K562 cells were plated at a density of 10,000 cells per well in 50 µL volumes of RPMI1640 plus 10% fetal bovine serum and allowed to attach for two hours. Saurosporine and ionomycin were twofold serially diluted and added to wells in 50 µL volumes. Plates were incubated at 37°C in 5% CO2 for 4–48 hours. MultiTox-Fluor™ Reagent was prepared as 10 µL of each substrate in 1 mL assay buffer, and 10 µL was used per well. The plate was mixed and incubated for 30 minutes at 37°C. Fluorescence as measures of viability and cytotoxicity was read at two wavelengths on a Tecan Safire2 reader. Caspase-Glo 3/7 Reagent was then added in an additional 100 µL volume, and luminescence was measured after 30 minutes at room temperature on a GloMax®-Multi Plate Reader.
1. Sterilely dispense 50 µL K562 cells in RPMI1640 plus 10% FBS culture medium into clear-bottom white tissue culture treated 96-well assay plates at a density of 10,000 cells per well.
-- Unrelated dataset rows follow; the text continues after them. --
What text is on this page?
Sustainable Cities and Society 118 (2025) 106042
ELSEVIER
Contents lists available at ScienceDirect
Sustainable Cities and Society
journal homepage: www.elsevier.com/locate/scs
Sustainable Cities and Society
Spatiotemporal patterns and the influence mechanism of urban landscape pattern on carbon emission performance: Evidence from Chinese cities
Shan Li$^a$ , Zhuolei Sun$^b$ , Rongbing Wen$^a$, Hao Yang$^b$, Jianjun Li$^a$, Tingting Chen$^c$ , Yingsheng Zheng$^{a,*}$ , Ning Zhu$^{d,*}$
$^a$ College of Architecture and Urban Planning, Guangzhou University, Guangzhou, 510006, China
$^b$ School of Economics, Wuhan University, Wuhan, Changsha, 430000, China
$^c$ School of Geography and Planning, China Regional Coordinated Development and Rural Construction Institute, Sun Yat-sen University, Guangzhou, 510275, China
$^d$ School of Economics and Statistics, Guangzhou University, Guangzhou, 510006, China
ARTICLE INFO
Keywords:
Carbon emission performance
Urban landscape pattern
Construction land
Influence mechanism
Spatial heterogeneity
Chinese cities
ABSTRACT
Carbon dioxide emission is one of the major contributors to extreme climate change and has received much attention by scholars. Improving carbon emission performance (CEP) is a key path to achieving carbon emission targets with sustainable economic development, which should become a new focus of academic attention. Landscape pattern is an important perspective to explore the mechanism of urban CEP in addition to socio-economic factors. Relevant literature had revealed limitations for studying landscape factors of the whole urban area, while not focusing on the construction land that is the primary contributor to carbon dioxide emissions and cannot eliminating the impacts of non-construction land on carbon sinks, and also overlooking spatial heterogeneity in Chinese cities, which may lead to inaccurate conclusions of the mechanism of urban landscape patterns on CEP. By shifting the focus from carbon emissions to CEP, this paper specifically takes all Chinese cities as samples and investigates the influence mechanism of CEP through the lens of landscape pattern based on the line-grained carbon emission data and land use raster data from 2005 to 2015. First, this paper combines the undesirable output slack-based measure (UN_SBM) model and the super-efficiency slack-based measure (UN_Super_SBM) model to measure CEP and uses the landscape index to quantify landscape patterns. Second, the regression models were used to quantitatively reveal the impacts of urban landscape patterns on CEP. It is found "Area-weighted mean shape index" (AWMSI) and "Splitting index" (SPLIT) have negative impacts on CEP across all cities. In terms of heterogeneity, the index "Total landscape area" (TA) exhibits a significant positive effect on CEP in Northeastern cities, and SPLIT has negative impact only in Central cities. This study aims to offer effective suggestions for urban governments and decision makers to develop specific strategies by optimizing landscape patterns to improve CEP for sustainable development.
2. Manually dispense 200 µL test compounds at double the highest desired concentration into column 12 wells of a second 96-well plate. Backfill (100 µL medium plus carrier) and generate serial dilutions of compounds across the plate by transferring 100 µL to the neighboring well, mixing, and repeating. Transfer 50 µL prepared compounds to respective wells of the assay plate containing cells. Shake the plate briefly on an orbital shaker and place at 37°C and incubate for the desired test exposure period (4, 8, 24, or 48 hours).
3. After the desired treatment time, dispense 10 µL MultiTox-Fluor Reagent to all wells, shake briefly, incubate at 37°C for 30 minutes, and measure resulting fluorescence using a fluorometer (live-cell fluorescence 400Ex/505Em; dead-cell fluorescence 485Ex/520Em). The MultiTox-Fluor™ Reagent was prepared by adding 10 µL of each substrate to 1 mL of assay buffer for this triplex protocol, see Promega Technical Bulletin #TB348 for details.
4. Dispense 100 µL Caspase-Glo® 3/7 Reagent to each well of the assay plate, orbitally shake briefly to lyse the cells, incubate at room temperature for 30 minutes, and measure luminescence using the GloMax®-Multi luminometer.
5. Repeat Steps 3 and 4 after each respective treatment time.